Mitochondrial health play’s major role in the progression of NAFLD and the development of NASH and HCC. Hepatic steatosis can lead to development of insulin resistance and ER stress, which can cause mitochondrial dysfunction [14,15]. Damaged mitochondria have to be cleared by the mitophagy [52]. Several reports indicate that, NASH liver is associated with reduced mitophagy, which results in accumulation of damaged mitochondria, releasing the damage associated molecular patterns (DAMPs) [5359]. DAMPs can initiate the apoptotic signalling leading to hepatocyte death. Nevertheless, increased ROS can result in DNA damage and mutations, which helps some cells to escape from apoptosis pathways, which can initiate the HCC development. In order to avoid these consequences, we are in need for a therapeutic agent which can reduce hepatic apoptosis by reducing mitochondrial damage and prevent mitophagy. In this report, we have found that MSI-1436 treatment to HepG2 cells reduced both mitochondrial depolarization (Fig 3), and ROS accumulation (Fig 4). TM increased mitochondrial fission, which may be a consequence of ER stress induced mitochondrial damage; mito-fission could be an integral part of damaged mitochondrial scavenging by initiating mitophagy. Interestingly, MSI-1436 has been found to reduce mitochondrial fission and increase mitochondrial fusion, indicating that MSI-1436 treatment reduced ER stress induced mitochondrial damage and improved metabolic health (Fig 3). Further, we have also demonstrated that, MSI-1436 treatment significantly reduced Parkin gene expression, which also evidences that MSI-1436 reduced mitochondrial damage, and mitophagy (Fig 3). MSI-1436 has been shown to increase the antioxidants Sod1,2 and catalase which could contribute to the reduced ROS accumulation in HepG2 cells in addition to the improved mitochondrial homeostasis (Fig 4).

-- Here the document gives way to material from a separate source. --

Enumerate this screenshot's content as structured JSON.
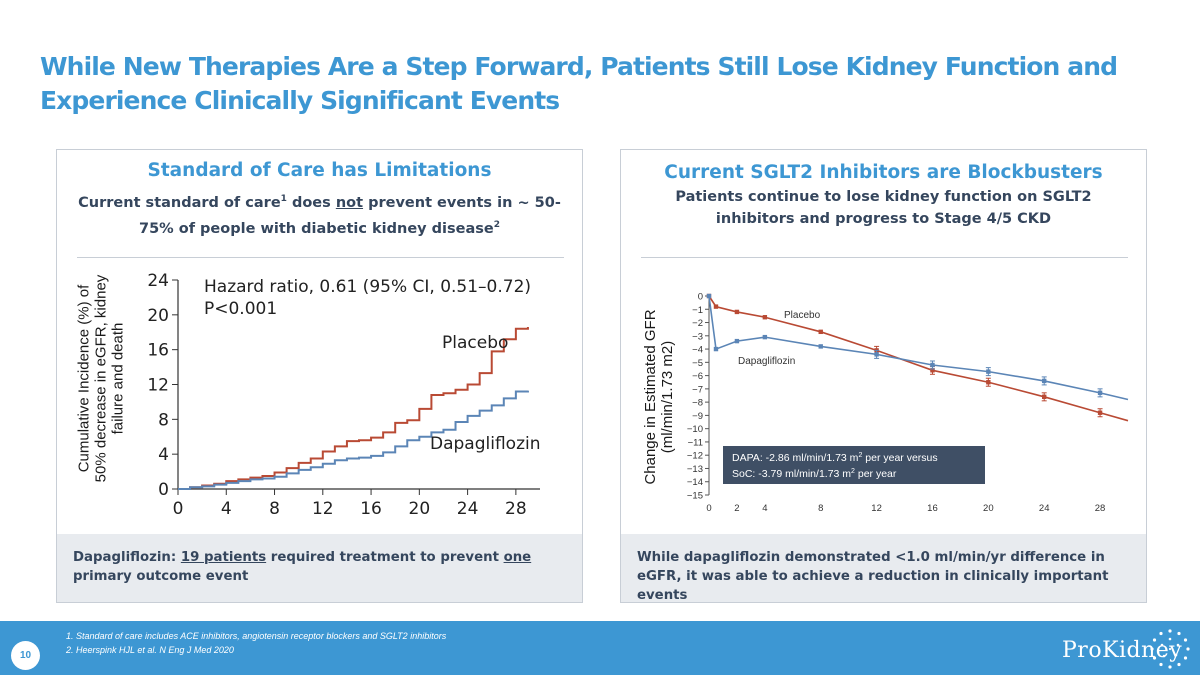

In conclusion, using HepG2 cells as an in-vitro model, we have demonstrated that MSI-1436 can be utilized to protect hepatocytes from ER stress and associated mitochondrial dysfunction. Our results underscore the importance of PTP1B inhibitor, MSI-1436 to be used as a therapeutic intervention in reducing hepatocyte apoptosis.

Supporting information

S1 Table. Table_Raw_RT-qPCR Cq Data_ER stress markers: Table summarizing the individual Cq values obtained after RT-qPCR analysis for the key ER stress associated markers.

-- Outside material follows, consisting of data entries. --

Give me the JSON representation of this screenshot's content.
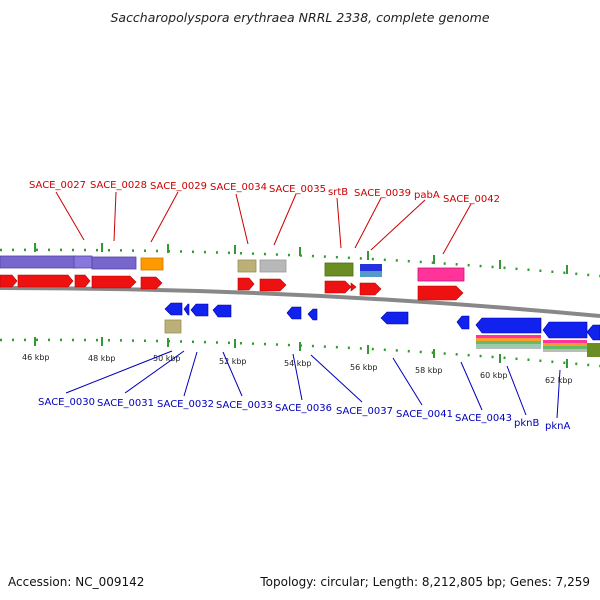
{
  "title": "Saccharopolyspora erythraea NRRL 2338, complete genome",
  "accession": "Accession: NC_009142",
  "topology": "Topology: circular; Length: 8,212,805 bp; Genes: 7,259",
  "tick_labels": [
    "46 kbp",
    "48 kbp",
    "50 kbp",
    "52 kbp",
    "54 kbp",
    "56 kbp",
    "58 kbp",
    "60 kbp",
    "62 kbp"
  ],
  "top_labels": [
    "SACE_0027",
    "SACE_0028",
    "SACE_0029",
    "SACE_0034",
    "SACE_0035",
    "srtB",
    "SACE_0039",
    "pabA",
    "SACE_0042"
  ],
  "bottom_labels": [
    "SACE_0030",
    "SACE_0031",
    "SACE_0032",
    "SACE_0033",
    "SACE_0036",
    "SACE_0037",
    "SACE_0041",
    "SACE_0043",
    "pknB",
    "pknA"
  ],
  "colors": {
    "forward_gene": "#ee1111",
    "reverse_gene": "#1122ee",
    "purple": "#7766cc",
    "orange": "#ff9900",
    "khaki": "#bbb077",
    "gray": "#b8b8b8",
    "olive": "#6b8e23",
    "pink": "#ff3399",
    "label_top": "#cc0000",
    "label_bottom": "#0000bb",
    "tick": "#339933"
  }
}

SYBR™ Green dye–based PCR amplification and detection. Data of six technical repetitions for each experimental group. HE: Healthy untreated HepG2 cells; ERS: Endoplasmic reticulum-stressed cells; ERS+MSI: Groups pre-treated with MSI-1436 compound before inducing ERS.

https://doi.org/10.1371/journal.pone.0278566.s001

(PDF)

S1 Fig. Fig_Raw_Gels images for XBP1 splicing analysis: Original uncropped gel images for XBP1 splicing obtained from agarose gel electrophoresis analysis.

Un-spliced XBP1: 281bp, spliced: 255bp. Bands were quantified using Image Studio Lite software (LI-COR Biosciences, USA). HE: Healthy untreated HepG2 cells; ERS: Endoplasmic reticulum-stressed cells; ERS+MSI: Groups pre-treated with MSI-1436 compound before inducing ERS.